Dana has toured throughout North America, Europe, and in Asia as a collaborative chamber musician, earning international recognition for her performances of 17th- century solo and ensemble music. As a founder member of the groundbreaking ensemble Concerto Castello, whose debut recording Affetti Musicali won a nomination for the Deutches Schallplatten Preis, she performed opposite acclaimed cornetto virtuoso Bruce Dickey for seven seasons, and designed and co-directed the quadricentennial Schütz celebration concert for the Boston Early Music Festival. Dana is a founder member of the string band Quince (www.quincefive.org), and in 2002 she launched a new ensemble for 17th-century music, Concerto Incognito.

As a medieval fiddler, Dana was a founding member of Sequentia and has toured programs of medieval music with Boston Camerata, Tapestry, and musica mundana. She has performed many modern day premieres, and as a founding member of New Quartet (Boston) and guest artist with Les Coucous Benevoles (Toronto), has premiered many new works written for baroque instruments. Recording credits include music from the 12th through the 20th centuries, projects for BMG, Centaur, Dorian, Deutsches Harmonia Mundi, EMI, Erato, fuga libera, Gothic, Hyperion, Kleos, and Lyrichord.

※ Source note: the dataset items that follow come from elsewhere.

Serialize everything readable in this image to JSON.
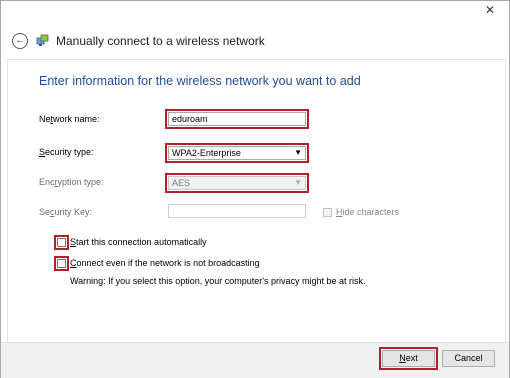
{
  "window": {
    "close_glyph": "✕",
    "title": "Manually connect to a wireless network",
    "back_glyph": "←"
  },
  "form": {
    "heading": "Enter information for the wireless network you want to add",
    "network_name": {
      "label_pre": "Ne",
      "label_key": "t",
      "label_post": "work name:",
      "value": "eduroam"
    },
    "security_type": {
      "label_key": "S",
      "label_post": "ecurity type:",
      "value": "WPA2-Enterprise"
    },
    "encryption_type": {
      "label_pre": "Enc",
      "label_key": "r",
      "label_post": "yption type:",
      "value": "AES"
    },
    "security_key": {
      "label_pre": "Se",
      "label_key": "c",
      "label_post": "urity Key:",
      "value": ""
    },
    "hide_characters": {
      "label_key": "H",
      "label_post": "ide characters",
      "checked": false
    },
    "start_auto": {
      "label_key": "S",
      "label_post": "tart this connection automatically",
      "checked": false
    },
    "connect_even": {
      "label_key": "C",
      "label_post": "onnect even if the network is not broadcasting",
      "checked": false
    },
    "warning": "Warning: If you select this option, your computer's privacy might be at risk."
  },
  "footer": {
    "next": {
      "label_key": "N",
      "label_post": "ext"
    },
    "cancel": "Cancel"
  },
  "colors": {
    "heading": "#1f4e9b",
    "highlight": "#b0202a"
  }
}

Dana began her early music studies while an undergraduate at Oberlin Conservatory, and continued with advanced studies at the Schola Cantorum Basiliensis, where she studied medieval, renaissance, baroque and classical European music and historical performance practices. She holds a BA cum laude from Smith College, earned the Master of Music degree in Composition from the University of Massachusetts, Amherst, and counts Jaap Schroeder, James Caldwell, Thomas Binkley, Andrea von Ramm, Elaine Richey, Ron Perera and Lou Harrison as important mentors.

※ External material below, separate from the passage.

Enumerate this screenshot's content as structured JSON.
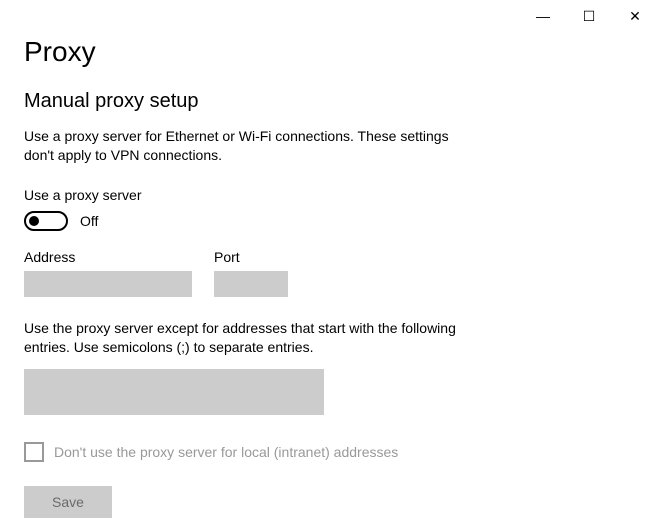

A skilled clinician and master chamber music coach, Dana has served on the faculties of the Eastman School of Music, the International Baroque Institute at Longy, Amherst Early Music Festival’s Baroque Academy, and numerous summer workshops, has been artist-in-residence or guest faculty at Case Western Reserve University and Indiana University’s Jacobs School of Music, and is currently a Visiting Scholar at the Women’s Studies Research Center at Brandeis University.  Since 1989, Dana has been a member of the Early Music faculty at the Longy School of Music of Bard College in Cambridge, Massachusetts, where she teaches baroque violin and viola, medieval fiddles, instrumental chamber music, concerted vocal music, figured bass, improvisation, and medieval, renaissance and baroque repertories and performance practice, coaches singers, guest conducts the Longy Chamber Orchestra, and directs Early Opera.